Plaza de la Constitución

Der von Arkaden gesäumte Hauptplatz der wiederaufgebauten Altstadt, 1817 fertiggestellt, mit nummerierten Balkonen, die einst als Logen für die darunter stattfindenden Stierkämpfe vermietet wurden. Jeden Januar wird er zum Zentrum der Tamborrada, wenn hier die Stadtflagge gehisst wird und tausende Trommler 24 Stunden lang durch die Straßen ziehen.

Die Geschichte

Willkommen in San Sebastián, oder Donostia, wie es überall in dieser Stadt auf Baskisch zu lesen ist. Sie stehen in einer Stadt, die unter ihrer schönen Fassade ein Geheimnis verbirgt: Am letzten Tag des Augusts 1813 brannte dieser Ort eine Woche lang und bestand am Ende nur noch aus etwa dreißig Häusern. Alles, was Sie gleich sehen werden, wurde aus dieser Ruine wiederaufgebaut. Wir werden die Festung erklimmen, die erklärt, warum dieser Felsen so hart umkämpft war, und enden an der Bresche, durch die die Angreifer eindrangen. Beginnen wir also dort, wo die neue Stadt begann.

Schauen Sie nach oben. Bevor wir über irgendetwas anderes sprechen, blicken Sie auf die Gebäude, die diesen Platz säumen, und zählen Sie die Zahlen, die über den Balkonen aufgemalt sind. Suchen Sie die Nummer eins und lassen Sie Ihren Blick über die Reihe schweifen. Diese Nummern sind keine Hausnummern und auch keine Dekoration. Es sind Sitzplatznummern. Dieser Platz war einst die Stierkampfarena der Stadt, und jeder dieser Balkone wurde als Zuschauerloge vermietet. Die Bewohner hinter diesen Fenstern verdienten sich ein schönes Zubrot, indem sie die Menschen von San Sebastián über ihre Geländer lehnen ließen, um die Stierkämpfe auf dem Sand zu verfolgen, auf dem Sie gerade stehen. Es ist eines meiner Lieblingsdetails, weil Sie hier ein Ticket-System sehen, das in der Architektur eingefroren wurde. Die Stiere sind längst fort, aber die Nummern sind geblieben.
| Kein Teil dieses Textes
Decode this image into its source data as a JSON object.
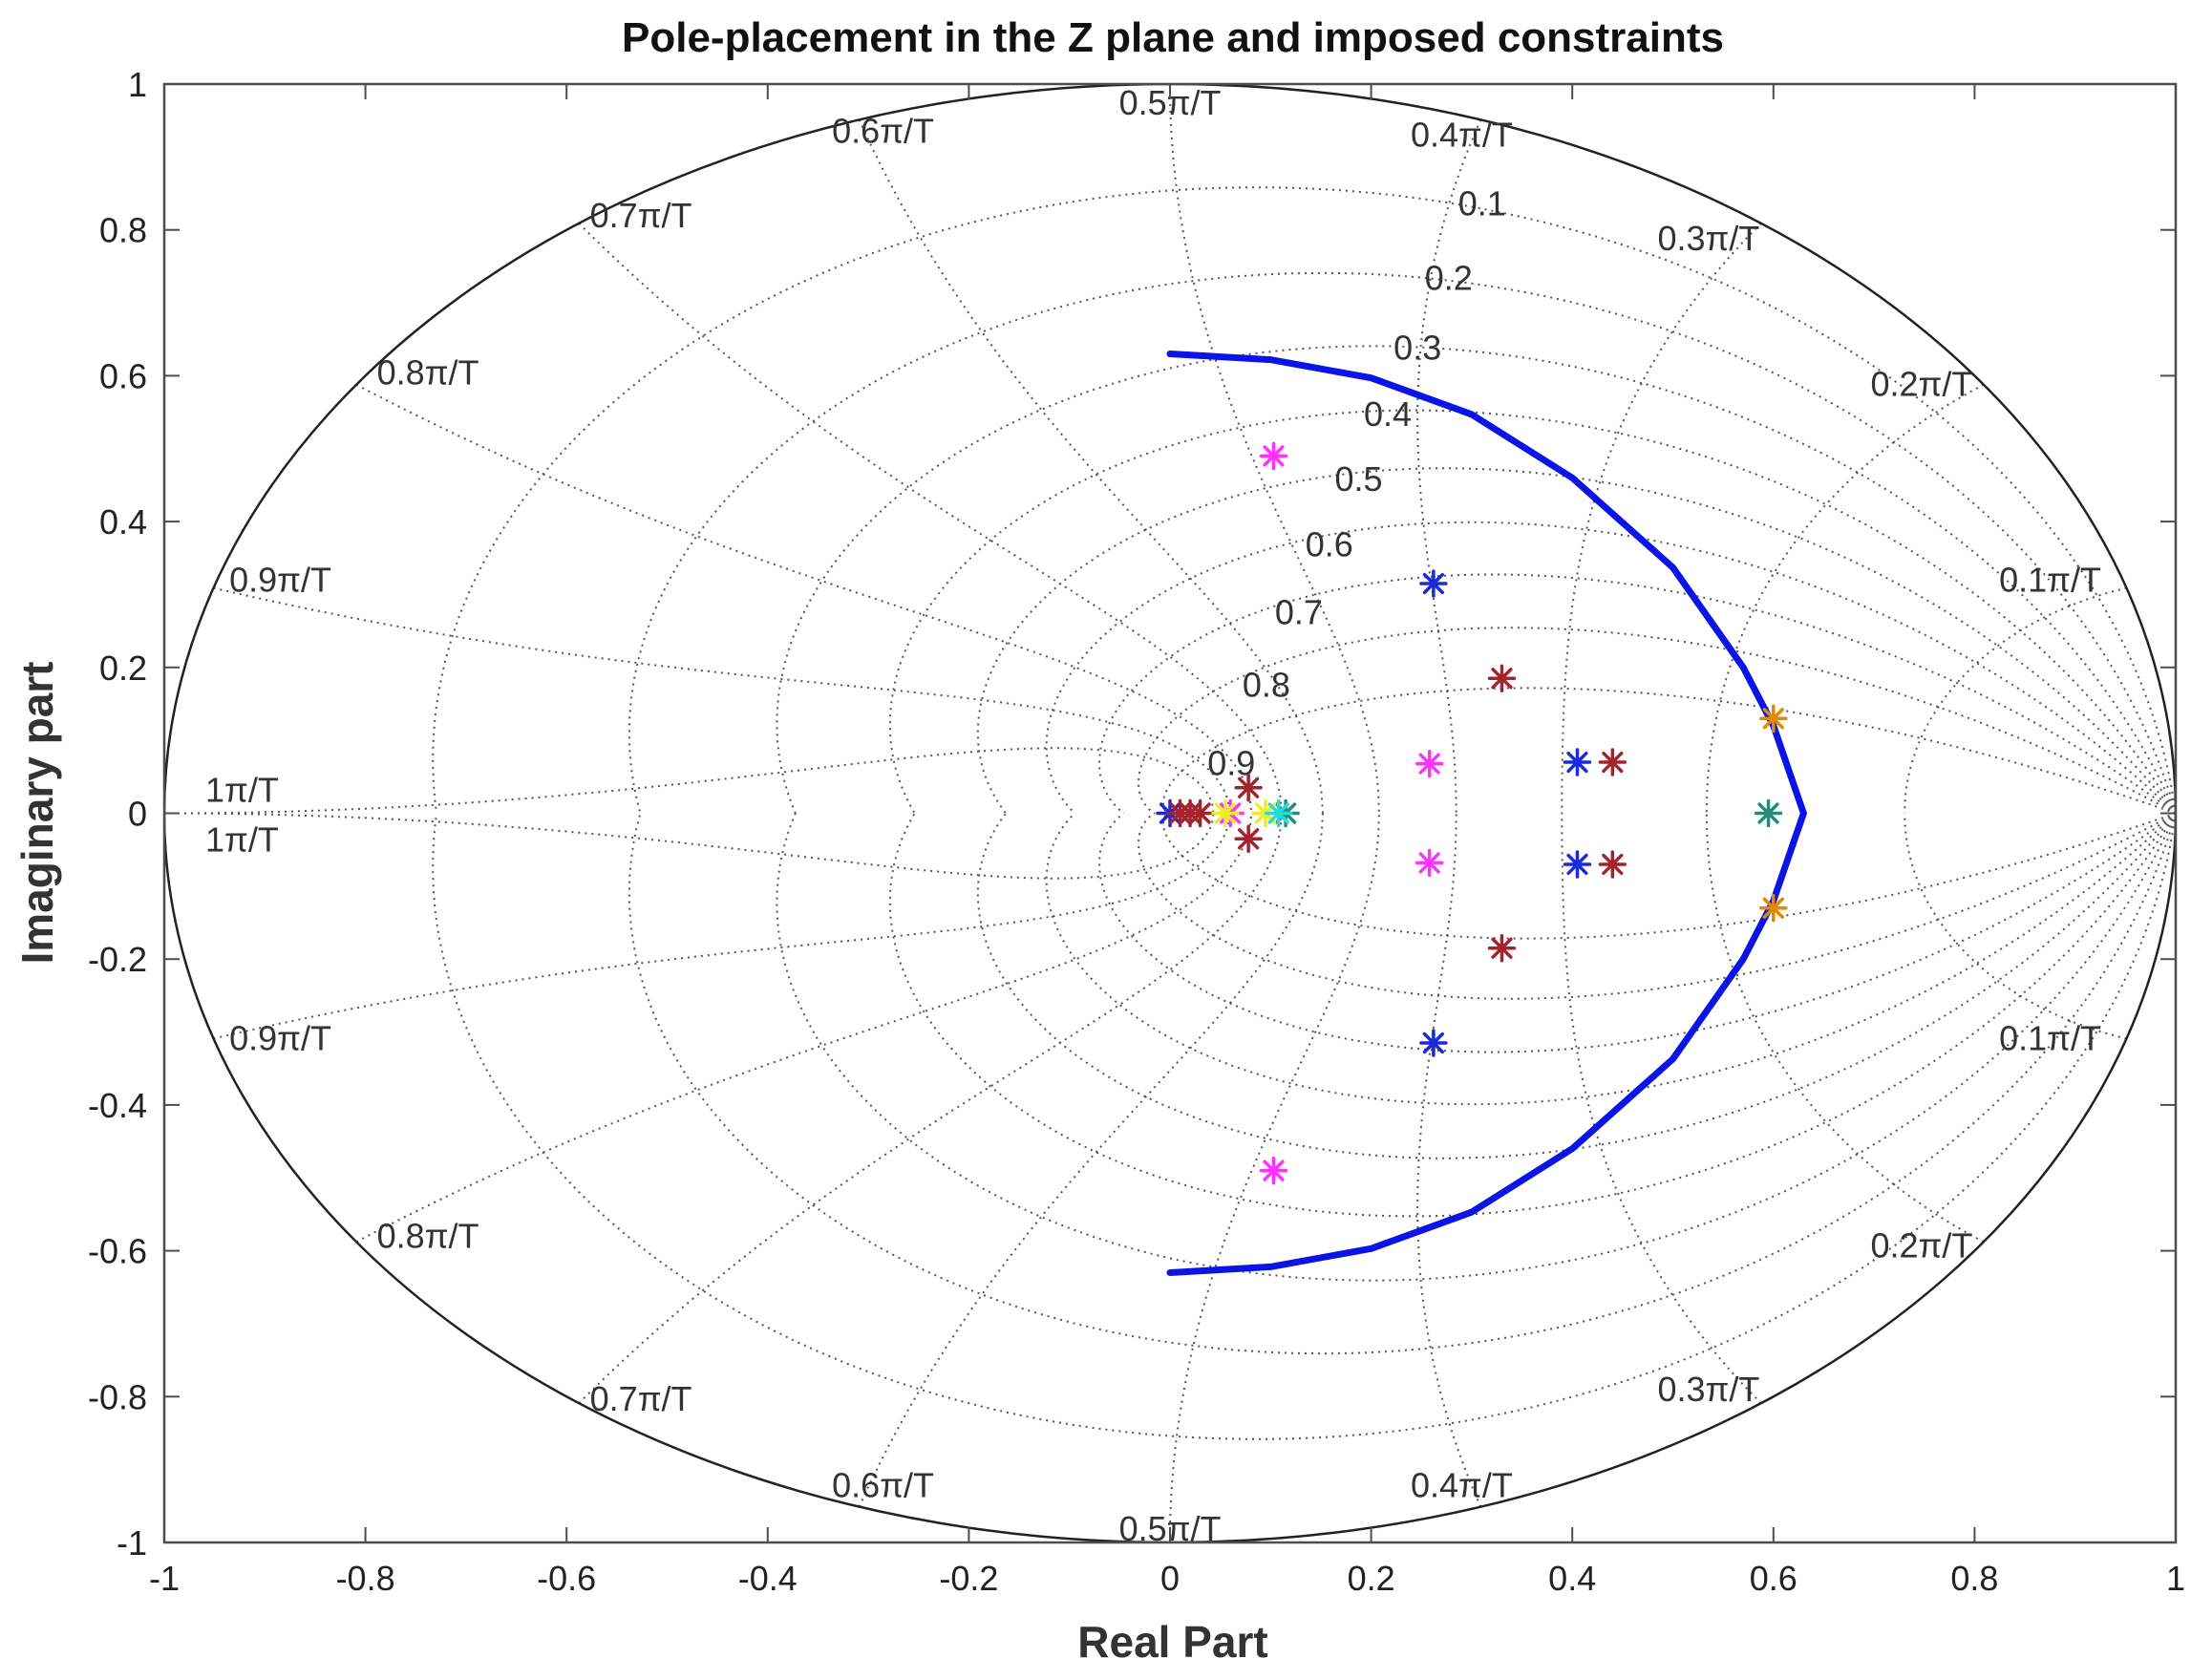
{
  "chart_data": {
    "type": "scatter",
    "title": "Pole-placement in the Z plane and imposed constraints",
    "xlabel": "Real Part",
    "ylabel": "Imaginary part",
    "xlim": [
      -1,
      1
    ],
    "ylim": [
      -1,
      1
    ],
    "xticks": [
      -1,
      -0.8,
      -0.6,
      -0.4,
      -0.2,
      0,
      0.2,
      0.4,
      0.6,
      0.8,
      1
    ],
    "xtick_labels": [
      "-1",
      "-0.8",
      "-0.6",
      "-0.4",
      "-0.2",
      "0",
      "0.2",
      "0.4",
      "0.6",
      "0.8",
      "1"
    ],
    "yticks": [
      1,
      0.8,
      0.6,
      0.4,
      0.2,
      0,
      -0.2,
      -0.4,
      -0.6,
      -0.8,
      -1
    ],
    "ytick_labels": [
      "1",
      "0.8",
      "0.6",
      "0.4",
      "0.2",
      "0",
      "-0.2",
      "-0.4",
      "-0.6",
      "-0.8",
      "-1"
    ],
    "zgrid": {
      "damping_values": [
        0.1,
        0.2,
        0.3,
        0.4,
        0.5,
        0.6,
        0.7,
        0.8,
        0.9
      ],
      "damping_labels": [
        "0.1",
        "0.2",
        "0.3",
        "0.4",
        "0.5",
        "0.6",
        "0.7",
        "0.8",
        "0.9"
      ],
      "natural_freq_values": [
        0.1,
        0.2,
        0.3,
        0.4,
        0.5,
        0.6,
        0.7,
        0.8,
        0.9,
        1.0
      ],
      "natural_freq_labels": [
        "0.1π/T",
        "0.2π/T",
        "0.3π/T",
        "0.4π/T",
        "0.5π/T",
        "0.6π/T",
        "0.7π/T",
        "0.8π/T",
        "0.9π/T",
        "1π/T"
      ]
    },
    "constraint_curve": {
      "name": "imposed constraint",
      "color": "#0a14e6",
      "points": [
        [
          0,
          0.63
        ],
        [
          0.1,
          0.622
        ],
        [
          0.2,
          0.597
        ],
        [
          0.3,
          0.547
        ],
        [
          0.4,
          0.46
        ],
        [
          0.5,
          0.337
        ],
        [
          0.57,
          0.2
        ],
        [
          0.6,
          0.12
        ],
        [
          0.63,
          0
        ],
        [
          0.6,
          -0.12
        ],
        [
          0.57,
          -0.2
        ],
        [
          0.5,
          -0.337
        ],
        [
          0.4,
          -0.46
        ],
        [
          0.3,
          -0.547
        ],
        [
          0.2,
          -0.597
        ],
        [
          0.1,
          -0.622
        ],
        [
          0,
          -0.63
        ]
      ]
    },
    "series": [
      {
        "name": "magenta poles",
        "color": "#ff33ff",
        "points": [
          [
            0.103,
            0.49
          ],
          [
            0.103,
            -0.49
          ],
          [
            0.258,
            0.068
          ],
          [
            0.258,
            -0.068
          ],
          [
            0.06,
            0
          ]
        ]
      },
      {
        "name": "blue poles",
        "color": "#1a2adc",
        "points": [
          [
            0.262,
            0.315
          ],
          [
            0.262,
            -0.315
          ],
          [
            0.405,
            0.07
          ],
          [
            0.405,
            -0.07
          ],
          [
            0,
            0
          ]
        ]
      },
      {
        "name": "dark red poles",
        "color": "#a3232e",
        "points": [
          [
            0.33,
            0.185
          ],
          [
            0.33,
            -0.185
          ],
          [
            0.44,
            0.07
          ],
          [
            0.44,
            -0.07
          ],
          [
            0.078,
            0.035
          ],
          [
            0.078,
            -0.035
          ],
          [
            0.01,
            0
          ],
          [
            0.02,
            0
          ],
          [
            0.03,
            0
          ]
        ]
      },
      {
        "name": "orange poles",
        "color": "#e08a00",
        "points": [
          [
            0.6,
            0.13
          ],
          [
            0.6,
            -0.13
          ]
        ]
      },
      {
        "name": "teal poles",
        "color": "#2a8a7a",
        "points": [
          [
            0.595,
            0
          ],
          [
            0.115,
            0
          ]
        ]
      },
      {
        "name": "yellow poles",
        "color": "#eeee22",
        "points": [
          [
            0.055,
            0
          ],
          [
            0.095,
            0
          ]
        ]
      },
      {
        "name": "cyan poles",
        "color": "#22dddd",
        "points": [
          [
            0.108,
            0
          ]
        ]
      }
    ]
  }
}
Warum ist ein für Stierkämpfe gebauter Platz für eine Geschichte über ein Feuer wichtig? Weil dieser Platz jünger ist als die Katastrophe. Er wurde 1817 fertiggestellt, nur vier Jahre nach dem Desaster, und ist eines der ersten Dinge, die die Stadt aus ihrer eigenen Asche erhob. Bemerken Sie die Ordnung: die Arkaden an allen vier Seiten, der gleichmäßige Rhythmus der Bögen, die Straßen, die in sauberen rechten Winkeln abzweigen. Das ist kein Zufall mittelalterlichen Wachstums. Als die Stadt nach 1813 wiederaufgebaut wurde, verwarfen die Planer die verwinkelten alten Gassen und legten ein Raster an: gerade Linien, rechte Winkel, die Logik eines Neuanfangs. Wenn Sie also heute durch die Parte Vieja wandern, denken Sie daran: Diese geraden Straßen sind der Fingerabdruck eines Feuers. Die Altstadt ist nicht in dem Sinne alt, wie sie aussieht. Es ist eine Rekonstruktion aus dem 19. Jahrhundert, die einen mittelalterlichen Namen trägt.

Hier ist der rote Faden für den Nachmittag: Fast alles, was Sie in diesen Straßen sehen, ist jünger als 1813. Fast alles. Denn eine Straße hat überlebt. Als die Flammen wüteten, blieb eine Häuserzeile, damals Trinity Street genannt, mehr oder weniger intakt – angeblich, weil sie für die Unterbringung alliierter Offiziere freigehalten wurde. Etwa dreißig Häuser. Diese Straße ist unser nächster Halt. Ihr Name wird Sie innehalten lassen, sobald Sie wissen, was er bedeutet, denn die Überlebenden benannten sie nicht nach einem Heiligen oder einem König. Sie benannten sie nach dem Datum, an dem alles verbrannte.

Bleiben Sie einen Moment stehen und lassen Sie den Platz auf sich wirken. Hören Sie das Geplapper aus den Cafés unter den Arkaden, riechen Sie den Kaffee und, zur richtigen Zeit, das Gebratene aus den Pintxo-Bars in diesen Gassen. Es fühlt sich wie der sanfteste Ort der Welt an. Stellen Sie sich nun vor, wie er sich einmal im Jahr komplett verwandelt. In der Nacht des 19. Januars, Punkt Mitternacht, wird hier die Stadtflagge gehisst, und San Sebastián bricht in die Tamborrada aus. Es ist ein Trommelfest, und diesen Namen zu verwenden, wäre eine Untertreibung. Vierundzwanzig Stunden lang ziehen Kompanien von Trommlern und Fassschlägern – verkleidet als Köche und Soldaten aus der napoleonischen Ära – durch die Straßen und donnern die gleichen Märsche. Tausende und Abertausende von ihnen, Kinder in ihrer eigenen Parade am Tag, die ganze Stadt trommelt bis zur nächsten Mitternacht. Es findet seit 1836 statt und wuchs teils aus Spott, teils zur Erinnerung an die Soldaten, die diese Stadt einst besetzten. Es hat etwas Perfektes an sich, dass eine Stadt auf die Erinnerung an Invasionsarmeen reagiert, indem sie sich als diese verkleidet und die ganze Nacht durchtrommelt. Respekt und Schelmerei im gleichen Takt.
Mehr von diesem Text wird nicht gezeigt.